SEGA has no trust in its in-house brands outside of Japan
[Well, not counting Sonic the Hedgehog]
This is really the truth, SEGA thinks that no one cares about their in-house brands (not counting Sonic the Hedgehog) outside of Japan. While some might be quick to defend and say otherwise, SEGA has proven in the last couple of years that they don’t think their in-house brands are worth bringing over. For example they passed on publishing and funding duties for Bayonetta 2 to Nintendo, instead of bringing the game to Playstation 4 and Xbox One, capitalizing on the audience they started building last generation.
It doesn’t end there, Yakuza 5 came out in Japan in 2012 and ever since its released SEGA fans have been asking SEGA for a localization. Fansites like Yakuza Fan really took up the mantle on gathering the fanbase and asking SEGA nicely for a new game. During the time I would talk to people that worked at SEGA and according to them the franchise was looked down upon as a failure with a niche fanbase that ‘whined too much’. This is now what SEGA fans have become to SEGA America, fans that ‘whine too much’ for localization of big Japanese titles. I mean its one thing to ask for a brand new game to be made from the ground up, I understand that frustration, but to call fans that just want a localized titles as ‘whiny’ basically sums up why SEGA America is a huge failure in the eyes of many SEGA fans.
The only reason that Yakuza 5 is coming isn’t because SEGA had a change of heart, but because fans gave up on asking SEGA and starting asking Sony’s Third Party Program team. That’s right, Sony has a program to bring fan requested titles to Playstation platforms and one of the first games on their list happen to be Yakuza 5. It’s a really weird world when Sony sees the demand, yet SEGA seems a bit blind to it. This is the same team that help Yu Suzuki and Ys Net get on Sony’s E3 2015 stage and announce Shenmue 3 Kickstarter. While this would have been a opportunity for SEGA to hit their social media and tell fans about the Kicktarter, they totally ignored it even tho they have sponsored Kickstarters in the past. At this point, Sony has shown more love for SEGA’s in-house Japanese franchises than SEGA as a whole.
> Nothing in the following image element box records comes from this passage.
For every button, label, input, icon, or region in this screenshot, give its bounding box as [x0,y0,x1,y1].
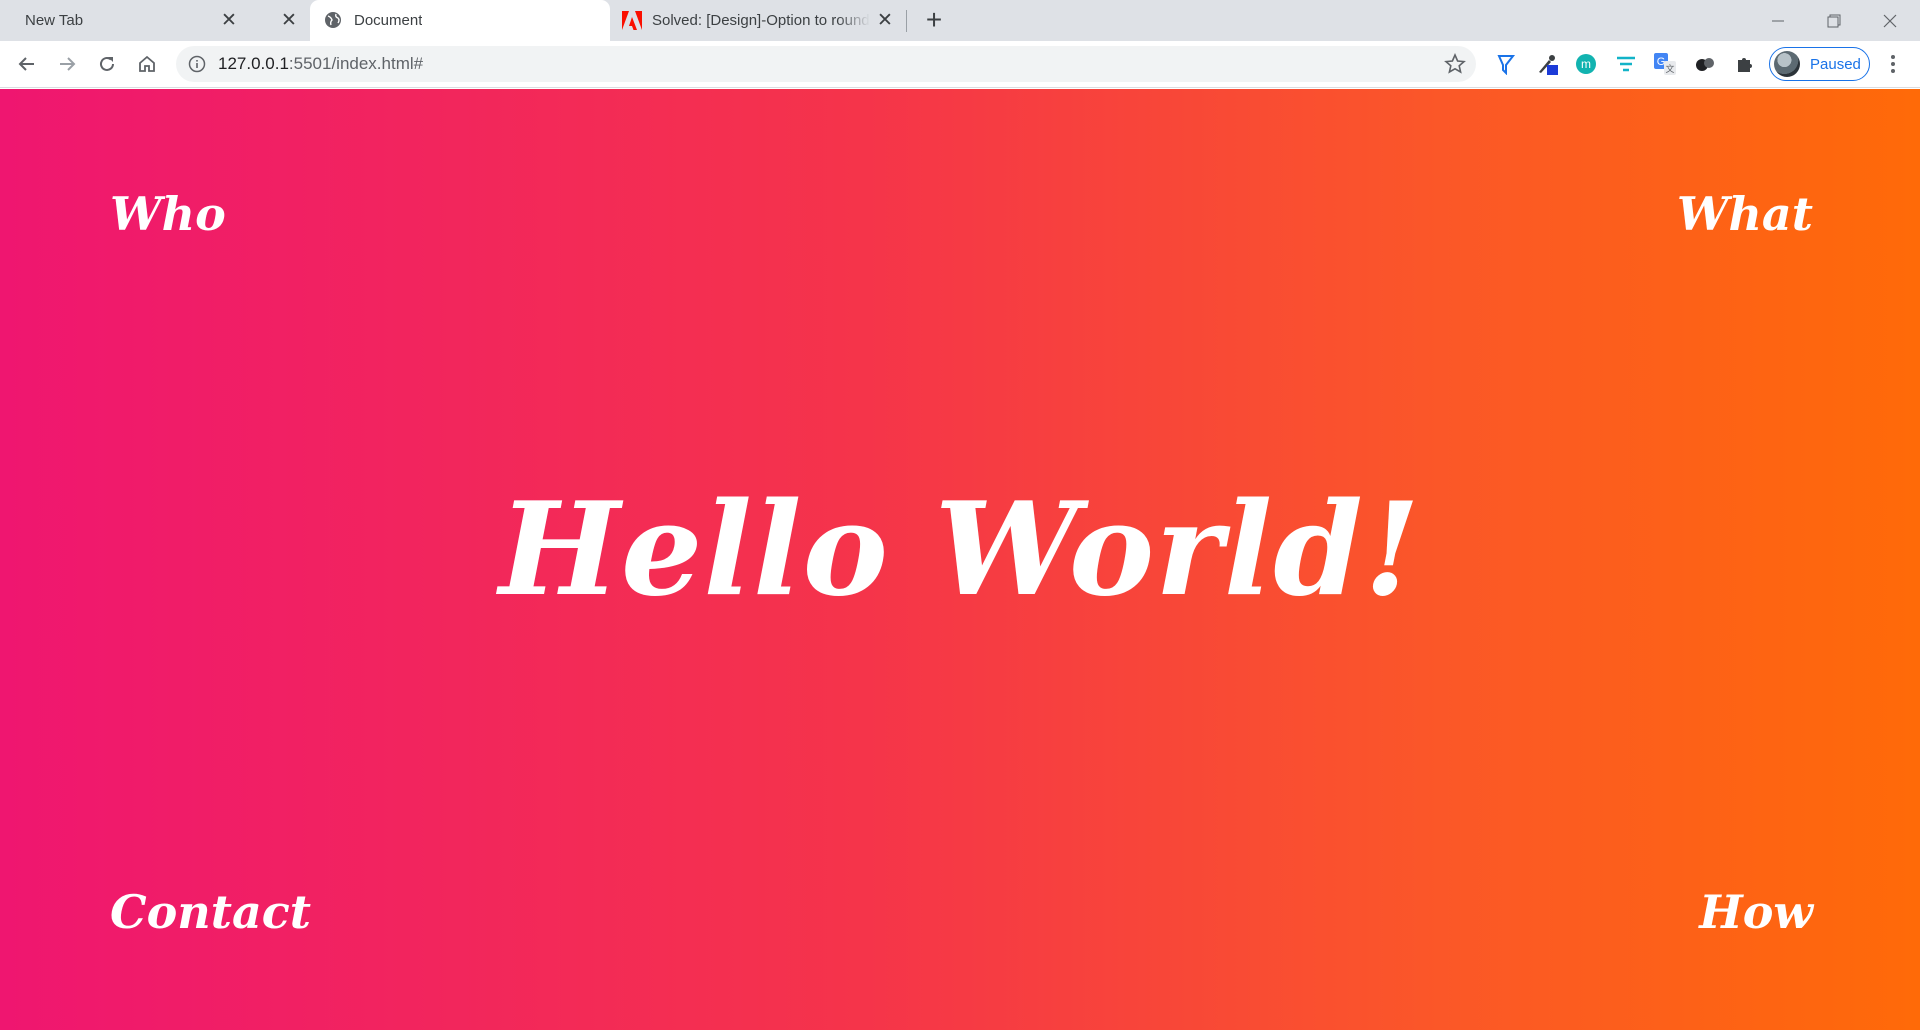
puzzle-extensions-icon[interactable] [1733,52,1757,76]
reload-icon [100,56,114,71]
filter-extension-icon[interactable] [1614,52,1638,76]
forward-button[interactable] [52,49,82,79]
back-button[interactable] [12,49,42,79]
close-icon[interactable]: ✕ [218,10,240,32]
tab-title: Solved: [Design]-Option to round [652,12,870,29]
tab-title: Document [354,12,423,29]
url-path: :5501/index.html# [288,54,424,73]
avatar [1774,51,1800,77]
new-tab-button[interactable]: + [920,6,948,34]
nav-link-what[interactable]: What [1677,187,1813,241]
svg-text:文: 文 [1665,63,1674,74]
nav-link-who[interactable]: Who [110,187,226,241]
info-icon[interactable] [188,55,206,73]
tab-solved[interactable]: Solved: [Design]-Option to round ✕ [610,0,906,41]
tab-document[interactable]: Document ✕ [221,0,610,41]
eyedropper-extension-icon[interactable] [1535,52,1559,76]
url-text[interactable]: 127.0.0.1:5501/index.html# [218,54,423,74]
reload-button[interactable] [92,49,122,79]
url-host: 127.0.0.1 [218,54,289,73]
window-close-button[interactable] [1862,0,1918,41]
arrow-right-icon [60,57,76,71]
pin-extension-icon[interactable] [1494,52,1518,76]
page-viewport: Who What Hello World! Contact How [0,89,1920,1030]
tab-strip: New Tab ✕ Document ✕ Solved: [Design]-Op… [0,0,1920,41]
profile-status: Paused [1810,55,1861,73]
profile-button[interactable]: Paused [1769,47,1870,81]
tab-new-tab[interactable]: New Tab ✕ [0,0,305,41]
m-extension-icon[interactable]: m [1574,52,1598,76]
restore-icon [1827,14,1841,27]
home-button[interactable] [132,49,162,79]
kebab-menu-icon [1891,55,1895,73]
browser-toolbar: 127.0.0.1:5501/index.html# m G文 Paused [0,41,1920,88]
svg-text:G: G [1657,56,1666,68]
address-bar[interactable]: 127.0.0.1:5501/index.html# [176,46,1476,82]
arrow-left-icon [18,57,34,71]
globe-icon [325,12,341,28]
nav-link-how[interactable]: How [1699,885,1813,939]
adobe-icon [622,11,642,30]
close-window-icon [1883,14,1897,27]
tab-title: New Tab [25,12,84,29]
browser-menu-button[interactable] [1880,49,1906,79]
star-icon[interactable] [1444,53,1466,75]
restore-button[interactable] [1806,0,1862,41]
close-icon[interactable]: ✕ [278,10,300,32]
tab-separator [906,10,907,32]
nav-link-contact[interactable]: Contact [110,885,311,939]
balls-extension-icon[interactable] [1693,52,1717,76]
hero-heading: Hello World! [499,475,1421,625]
translate-extension-icon[interactable]: G文 [1653,52,1677,76]
home-icon [139,55,155,72]
minimize-button[interactable] [1750,0,1806,41]
svg-text:m: m [1581,57,1591,71]
minimize-icon [1772,20,1784,21]
close-icon[interactable]: ✕ [874,10,896,32]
The sad reality is that the Phantasy Star franchise will become just like the Shining franchise, Japan only. Once you stop supporting a main entry in the West, it makes it harder for future titles to be brought over. This isn’t only going to be Phantasy Star Online 2, it will also continue when the game’s sequel and other spin-offs (as we have seen with Phantasy Star Nova). This could very well be the end of the Phantasy Star franchise for Western players unless SEGA has a change of heart. I wonder Haruki Satomi will talk about this decision? I mean, he was quick to react when fan feedback was positive, but what about when its negative? He will most likely brush it off as a whiny fan doing what they do best, whining.